Adjuvant durvalumab after chemoradiotherapy (CRT) is the standard of care for unresectable stage III non-small cell lung cancer (NSCLC). A post hoc exploratory analysis of PACIFIC revealed no OS benefit in the PD-L1 < 1% subgroup. This retrospective analysis assesses the real-world impact of durvalumab on OS according to PD-L1 tumor proportion score (TPS). Patients with stage III, unresectable NSCLC treated by CRT, with available PD-L1 TPS, from 1 March 2018 to 31 December 2020, at BC Cancer, British Columbia, Canada were included. Patients were divided into two groups, CRT + durvalumab and CRT alone. OS and PFS were analyzed in the PD-L1 ≥ 1% and <1% subgroups. A total of 134 patients were included in the CRT + durvalumab group and 117, in the CRT alone group.
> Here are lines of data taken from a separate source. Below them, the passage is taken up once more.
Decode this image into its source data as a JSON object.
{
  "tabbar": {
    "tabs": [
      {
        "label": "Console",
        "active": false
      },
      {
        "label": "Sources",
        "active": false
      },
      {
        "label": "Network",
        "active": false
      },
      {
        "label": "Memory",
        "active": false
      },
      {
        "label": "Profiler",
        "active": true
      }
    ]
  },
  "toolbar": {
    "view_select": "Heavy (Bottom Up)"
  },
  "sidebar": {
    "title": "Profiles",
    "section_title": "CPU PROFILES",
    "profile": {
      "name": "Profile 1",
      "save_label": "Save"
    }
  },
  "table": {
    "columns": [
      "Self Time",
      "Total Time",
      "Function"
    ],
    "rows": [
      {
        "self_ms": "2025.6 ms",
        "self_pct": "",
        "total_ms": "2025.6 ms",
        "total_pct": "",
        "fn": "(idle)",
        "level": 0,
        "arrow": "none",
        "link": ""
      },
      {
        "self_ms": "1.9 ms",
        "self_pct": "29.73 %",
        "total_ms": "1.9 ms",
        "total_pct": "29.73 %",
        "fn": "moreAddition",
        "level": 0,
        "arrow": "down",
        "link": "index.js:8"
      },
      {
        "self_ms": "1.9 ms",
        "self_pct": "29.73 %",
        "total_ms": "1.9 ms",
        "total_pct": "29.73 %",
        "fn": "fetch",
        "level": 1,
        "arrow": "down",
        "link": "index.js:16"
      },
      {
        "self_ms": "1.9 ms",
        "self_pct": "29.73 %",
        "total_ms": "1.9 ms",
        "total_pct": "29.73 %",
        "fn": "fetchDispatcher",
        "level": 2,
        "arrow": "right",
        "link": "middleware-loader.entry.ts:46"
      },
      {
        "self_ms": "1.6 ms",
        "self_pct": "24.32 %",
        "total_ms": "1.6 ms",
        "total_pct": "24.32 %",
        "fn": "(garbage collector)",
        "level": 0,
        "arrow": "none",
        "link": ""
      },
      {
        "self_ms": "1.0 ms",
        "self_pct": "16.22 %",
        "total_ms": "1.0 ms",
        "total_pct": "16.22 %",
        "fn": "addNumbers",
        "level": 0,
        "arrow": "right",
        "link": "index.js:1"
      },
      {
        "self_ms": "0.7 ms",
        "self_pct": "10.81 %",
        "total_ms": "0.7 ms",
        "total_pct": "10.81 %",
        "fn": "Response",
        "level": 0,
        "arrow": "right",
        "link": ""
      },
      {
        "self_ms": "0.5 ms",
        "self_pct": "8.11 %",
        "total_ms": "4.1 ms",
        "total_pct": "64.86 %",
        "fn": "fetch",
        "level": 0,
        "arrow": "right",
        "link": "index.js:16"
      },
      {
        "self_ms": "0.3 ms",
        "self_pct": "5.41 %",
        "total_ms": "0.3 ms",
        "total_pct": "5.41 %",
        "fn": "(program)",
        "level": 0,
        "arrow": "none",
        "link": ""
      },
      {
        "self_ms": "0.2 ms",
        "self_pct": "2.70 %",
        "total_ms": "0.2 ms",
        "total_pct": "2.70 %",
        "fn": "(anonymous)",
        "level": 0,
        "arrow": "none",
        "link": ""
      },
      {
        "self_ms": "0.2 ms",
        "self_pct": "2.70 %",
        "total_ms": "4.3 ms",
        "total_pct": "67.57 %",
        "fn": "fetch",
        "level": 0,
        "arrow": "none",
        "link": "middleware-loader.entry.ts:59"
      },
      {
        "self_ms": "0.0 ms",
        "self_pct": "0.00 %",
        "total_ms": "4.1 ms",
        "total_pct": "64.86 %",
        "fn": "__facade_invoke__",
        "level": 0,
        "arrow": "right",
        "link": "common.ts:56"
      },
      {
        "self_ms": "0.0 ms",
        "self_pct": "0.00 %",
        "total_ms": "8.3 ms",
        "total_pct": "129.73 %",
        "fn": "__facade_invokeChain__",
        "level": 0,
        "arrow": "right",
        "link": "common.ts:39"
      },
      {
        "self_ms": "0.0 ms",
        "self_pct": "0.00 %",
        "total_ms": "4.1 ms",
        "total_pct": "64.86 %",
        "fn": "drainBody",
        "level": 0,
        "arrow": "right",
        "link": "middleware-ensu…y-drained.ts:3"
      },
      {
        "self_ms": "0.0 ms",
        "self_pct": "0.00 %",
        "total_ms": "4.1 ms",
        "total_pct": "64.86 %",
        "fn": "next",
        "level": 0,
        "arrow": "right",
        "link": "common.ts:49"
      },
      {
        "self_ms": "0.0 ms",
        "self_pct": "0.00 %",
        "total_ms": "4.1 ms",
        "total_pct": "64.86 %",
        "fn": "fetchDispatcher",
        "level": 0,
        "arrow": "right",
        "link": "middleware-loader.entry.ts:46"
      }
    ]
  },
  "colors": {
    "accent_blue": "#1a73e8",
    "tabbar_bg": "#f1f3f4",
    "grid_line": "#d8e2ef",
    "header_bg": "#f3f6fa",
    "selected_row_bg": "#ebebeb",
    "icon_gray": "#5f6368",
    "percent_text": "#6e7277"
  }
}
Median OS was 35.9 months in the CRT + durvalumab group and 27.4 months in the CRT alone group [HR 0.59 (95% CI 0.42-0.83), = 0.003]. Durvalumab improved OS in the PD-L1 ≥ 1% [HR 0.53 (95% CI 0.34-0.81), = 0.003, = 175], but not in the <1% subgroup [HR 0.79 (95% CI 0.44-1.42), = 0.4, = 76]. This retrospective study demonstrates a statistically significant improvement in OS associated with durvalumab after CRT in PD-L1 ≥ 1%, but not PD-L1 < 1% NSCLC. Variables not accounted for may have biased the survival analysis. A prospective study would bring more insight.
在放化疗(CRT)后使用辅助度伐利尤单抗是不可切除 III 期非小细胞肺癌(NSCLC)的标准治疗方法。PACIFIC 的事后探索性分析显示,PD-L1<1%亚组的总生存期(OS)没有获益。本回顾性分析根据 PD-L1 肿瘤比例评分(TPS)评估度伐利尤单抗对 OS 的实际影响。纳入 2018 年 3 月 1 日至 2020 年 12 月 31 日期间,在加拿大不列颠哥伦比亚省不列颠哥伦比亚癌症中心接受 CRT 治疗、有 PD-L1 TPS 数据的不可切除 III 期 NSCLC 患者。患者分为 CRT+度伐利尤单抗组和 CRT 组。在 PD-L1≥1%和<1%亚组中分析 OS 和无进展生存期(PFS)。CRT+度伐利尤单抗组纳入 134 例患者,CRT 组纳入 117 例患者。CRT+度伐利尤单抗组的中位 OS 为 35.9 个月,CRT 组为 27.4 个月[风险比(HR)0.59(95%置信区间 0.42-0.83),=0.003]。度伐利尤单抗提高了 PD-L1≥1%患者的 OS[HR 0.53(95%置信区间 0.34-0.81),=0.003,=175],但在 PD-L1<1%亚组中没有[HR 0.79(95%置信区间 0.44-1.42),=0.4,=76]。本回顾性研究表明,在 PD-L1≥1%的 NSCLC 患者中,CRT 后使用度伐利尤单抗与 OS 显著改善相关,但在 PD-L1<1%的 NSCLC 患者中没有改善。未考虑到的变量可能会使生存分析产生偏差。前瞻性研究将提供更多的见解。